Boysan, sözlerine söyle devam etti: “Günümüzde artık uzlaşmalı boşanma var ve iyi ki var diyorum. Bizim ülkemizde asıl olan kavgalı boşanmadır. Ezici bir çoğunluk kavga ederek boşanma davasına yöneliyor. Taraflardan bir tanesi ben seni istemem dediği zaman öteki buna kırılıyor ve muhtemelen kafasından ‘demek beni istemiyorsun ben sana göstereceğim’ diyor. Her iki taraf birbirinin kötü taraflarını ön plana çıkararak davalaşmaya başlıyorlar. Fakat ne oluyor? Aradan zaman geçiyor. Mahkemelerde davaların duruşmasının hızlı yapılması ihtimali olmadığı için zaman geçtikten sonra yıpranıyorlar. Mahkemeye gelmeye usanıyorlar bıkıyorlar. Anlıyorlar ki, bu öfkenin iki tarafı kesin bir bıçaktır. Hem karşındakine zarar vererek onu kesiyorsun hem de sende süründüğü için diğer tarafa da zarar veriyor. Bunu 2 yılda anlıyorlar. Zamanla o keskin tarafları kayboluyor. Böylece inatlaşmaktan vazgeçip uzlaşarak boşanıyorlar” ifadesini kullandı.
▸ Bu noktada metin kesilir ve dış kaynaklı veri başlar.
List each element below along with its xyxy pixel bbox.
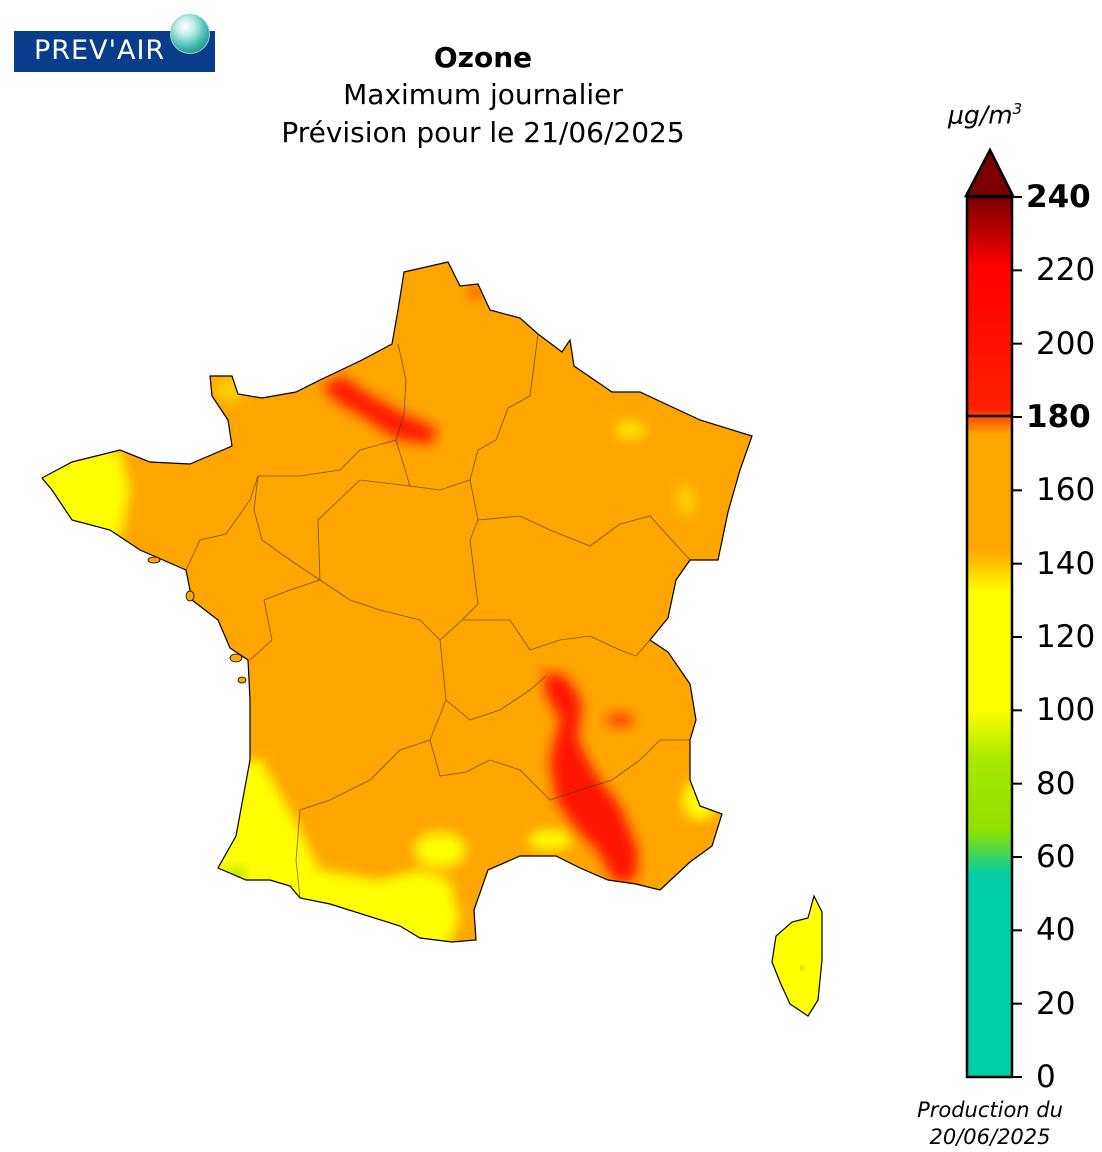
production-date: Production du 20/06/2025 bbox=[880, 1097, 1100, 1151]
colorbar-tick-label-200: 200 bbox=[1036, 325, 1096, 362]
colorbar-tick-label-120: 120 bbox=[1036, 619, 1096, 655]
colorbar-extend-arrow bbox=[963, 147, 1016, 198]
corsica bbox=[771, 894, 823, 1017]
production-label: Production du bbox=[917, 1098, 1063, 1122]
prevair-logo: PREV'AIR bbox=[14, 14, 215, 72]
legend-unit-exponent: 3 bbox=[1012, 100, 1023, 118]
mainland-france bbox=[41, 261, 753, 943]
colorbar-tick-label-60: 60 bbox=[1036, 839, 1076, 875]
colorbar-tick-label-40: 40 bbox=[1036, 912, 1076, 949]
title-pollutant: Ozone bbox=[433, 41, 533, 74]
title-metric: Maximum journalier bbox=[343, 78, 623, 111]
colorbar-tick-label-20: 20 bbox=[1036, 985, 1076, 1022]
colorbar-gradient bbox=[965, 195, 1014, 1079]
colorbar-tick-label-240: 240 bbox=[1026, 179, 1091, 215]
colorbar-tick-label-160: 160 bbox=[1036, 472, 1096, 509]
colorbar-tick-label-80: 80 bbox=[1036, 765, 1076, 802]
colorbar-tick-label-100: 100 bbox=[1036, 692, 1096, 729]
map-title: Ozone Maximum journalier Prévision pour … bbox=[200, 40, 766, 152]
legend-unit: μg/m3 bbox=[948, 100, 1022, 129]
legend-colorbar bbox=[963, 147, 1022, 1079]
colorbar-tick-label-180: 180 bbox=[1026, 399, 1091, 435]
title-forecast-date: Prévision pour le 21/06/2025 bbox=[281, 116, 685, 149]
globe-icon bbox=[170, 14, 210, 54]
colorbar-tick-label-220: 220 bbox=[1036, 252, 1096, 289]
production-value: 20/06/2025 bbox=[929, 1125, 1051, 1149]
legend-unit-base: μg/m bbox=[948, 100, 1013, 130]
colorbar-tick-label-140: 140 bbox=[1036, 545, 1096, 582]
logo-text: PREV'AIR bbox=[34, 35, 166, 66]
colorbar-tick-label-0: 0 bbox=[1036, 1059, 1056, 1095]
“Çok az bir miktarda sonuna kadar yıllarca sürse bile kavga dövüş bu davaları götürüp en sonunda duruşmalarla boşanan çiftlerde vardır”

Hiç çatışmadan boşanmalarında yaşandığını vurgulayan Boyra, “Onlarında sayısı hayli kabarıktır. Çok az bir miktarda sonuna kadar yıllarca sürse bile kavga dövüş bu davaları götürüp en sonunda duruşmalarla boşanan çiftlerde vardır. Bir kişi ‘ben seni sevmiyorum boşanmak istiyorum’ diyor, diğer taraf ise ‘hayır sen beni seviyorsun farkında değilsin’ diyor. Yargıçlar bazen ‘Tamam eşini seviyorsun sana biraz fırsat vereceğim kendini eşine affettir’ gibi konuşmalar yapmak zorunda kalıyor” dedi.